I'm in Utah, visiting my Mom (note to thieves: K the love monkey is still in Portland, holding down the fort and feeding the cat.)
Utah is not really the place I want to be right now, but Mom needs the company. My brother does live nearby; so does my cousin and her large family. But that's not someone to just have around the house to talk to, any time you feel like. Even if we're sitting in the same room, knitting & reading, at least there is someone there. And you aren't just cooking for one.
I am solidly in suburban Utah, which is my least favorite part of Utah. OK, fine, there are a few farms still left around here. For the moment. Otherwise it is strip mall/residential 'burb hell. I prefer my urban walkable areas. YMMV, of course. Oh yes, and it SNOWED this morning. grrrrrr
The pregnant lady ratio is very high. It is also somewhat disturbing to me that I'm the same age as at least some of the moms of the teenagers I see. Also disturbing? These:
What is it with the big eyes? I know about the manga girls blah blah blah but these are just creepy. Also spotted across the street: a Tangled poster. Yikes, too much eye for one day.

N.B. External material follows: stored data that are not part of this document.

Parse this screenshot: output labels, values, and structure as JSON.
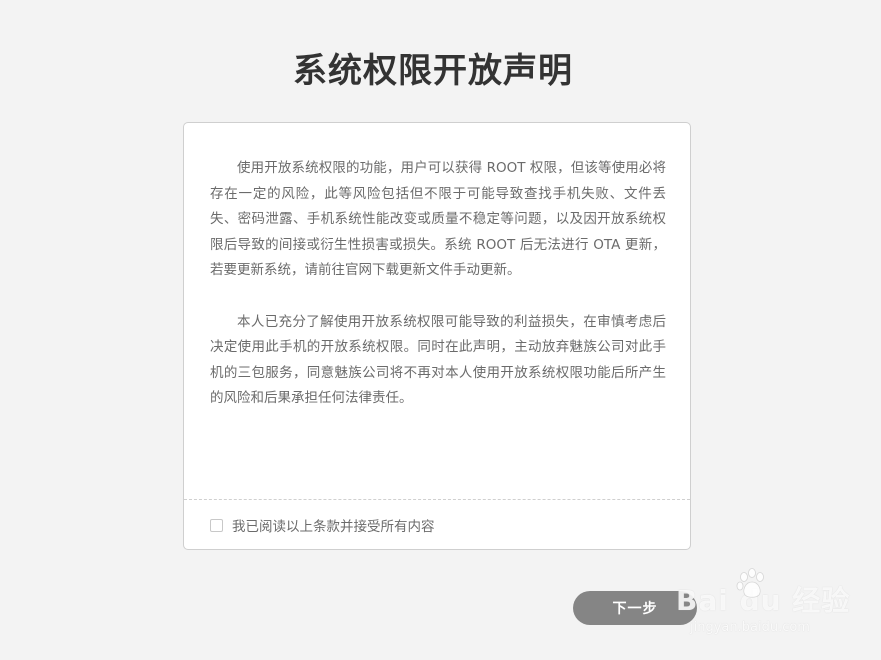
{
  "header": {
    "title": "系统权限开放声明"
  },
  "statement": {
    "paragraphs": [
      "使用开放系统权限的功能，用户可以获得 ROOT 权限，但该等使用必将存在一定的风险，此等风险包括但不限于可能导致查找手机失败、文件丢失、密码泄露、手机系统性能改变或质量不稳定等问题，以及因开放系统权限后导致的间接或衍生性损害或损失。系统 ROOT 后无法进行 OTA 更新，若要更新系统，请前往官网下载更新文件手动更新。",
      "本人已充分了解使用开放系统权限可能导致的利益损失，在审慎考虑后决定使用此手机的开放系统权限。同时在此声明，主动放弃魅族公司对此手机的三包服务，同意魅族公司将不再对本人使用开放系统权限功能后所产生的风险和后果承担任何法律责任。"
    ],
    "agree_label": "我已阅读以上条款并接受所有内容",
    "agree_checked": false
  },
  "footer": {
    "next_label": "下一步"
  },
  "watermark": {
    "logo_text": "Bai  du 经验",
    "site_text": "jingyan.baidu.com"
  },
  "colors": {
    "background": "#f3f3f3",
    "card": "#ffffff",
    "title": "#333333",
    "body_text": "#6b6b6b",
    "button": "#858585"
  }
}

Sigh. I seem to be stuck in grumpus world today. I am cleaning out Dad's office. It's hard, in both the way you'd think and other ways. So, public service announcement: If you have packrat tendencies, please please do me a favor and reconsider: do you really need all those pens? We are up to 10 staplers now, and that's not including the little portable ones.
I have a packrat habit all my own and right now I want to just go home and throw it all out. When Dad finally retired and they moved, he spent months going through and organizing this stuff. He told me this while we talking on the phone, last year. Right now I have an overwhelming urge to go out and just live and not buy any more crap. It's a horrid cliche but but I don't care: any day anyone can just walk out their door and be hit by a cement truck, metaphorically or otherwise.
And now of course, it's not just physical things you leave behind, but a whole computer, hard drives, and CDs full of files. He was in the middle of scanning in all the family photographs. There must be thousands. I'm trying to figure out where he left off. And here's hard #3: looking through all these old pictures, including snaps of me at 11, 14, 22.
I wish I hadn't been such a fuckup in high school and college. I wish I hadn't been so afraid, so self-conscious. There was so much I could have done and didn't. My head was messed up, sure, but I didn't even bother trying to put it together. Not like it's all that great now, but I at least have some kind of concept of myself. I have also dialed the self-loathing far back, which (quel surprise!) helps quite a lot. Maybe I've just gotten to a point where I just don't really care any more, but that's nicely freeing, actually. I look at that girl in those old photos and just want to shake her up. Stop being such an idiot.
Anyway, nothing I can do about it now, except learn.
I need some cute. Who else needs some cute? How about some hot chicks?
We went to the IFA for some fruit trees, and the store was full of a persistent cheeping. Mmm, bring on those google searches.